Thursday’s durable goods report for August brought more evidence that the US economy is stumbling toward recession, and that the Fed’s massive money printing campaign has been an abysmal failure. To wit, shipments of so-called core CapEx (nondefense capital goods less aircraft) were down 2.5% from prior year, confirming that last summer’s spurt of shipments is rolling-over on pace with the even larger 5.7% drop in orders.

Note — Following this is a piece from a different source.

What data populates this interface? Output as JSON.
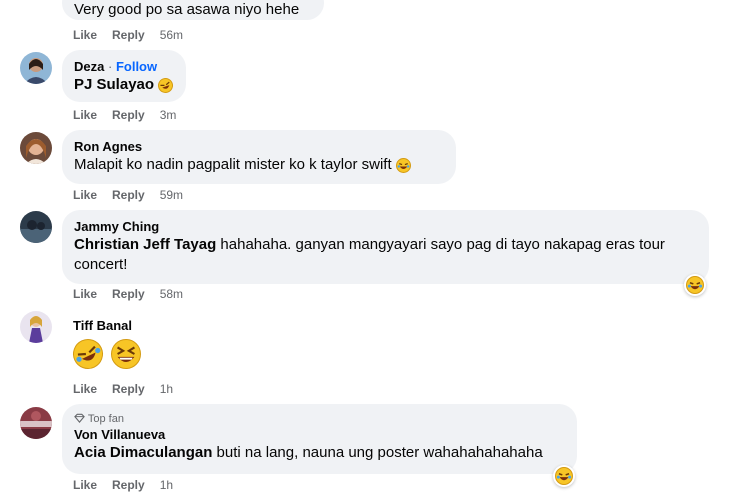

This dramatic southward turn puts the lie to the “escape velocity” meme of Wall Street pitchmen who claim to be “economists”. They had been insisting for months now that there was nothing wrong with the US economy except some cold and snow last winter, and that with the arrival of flip-flops and shorts the growth genie would finally come leaping out of the bottle. That acceleration, in turn, would be accompanied by surging business CapEx because an economy bounding toward full employment will need more investment in machinery and equipment.

The funny thing is that these same Wall Street shills have not changed their tune, even as the data has once again foiled their endless hopium about the purported economic recovery and unseemly cheerleading for higher stock prices. As we have pointed out repeatedly, Wall Street gets away with this tommyrot in part because the mainstream financial press is just plain lazy, and possibly stupid, too.

Not surprisingly, therefore, Dow-Jones’ MarketWatch was johnny-on-the-spots after the August release helping the Keynesian chorus try to turn lemons into lemonade:

Although business investment is weaker compared to 2014, core capital spending has jumped an annualized 8.5% from June through August compared to the same three months of 2014.

“In short, investment in equipment appears to be recovering in the third quarter,” asserted Paul Ashworth, chief U.S. economist of Capital Economics.

What’s unclear is whether the upsurge will persist through the end of the year.

Say again. The chart above shows that there has been no “upsurge” in 2015 whatsoever, either in orders or shipments of capital goods. In fact, shipments during the three month period of June through August were down by $630 millionfrom the comparable period last year, not up 8.5%.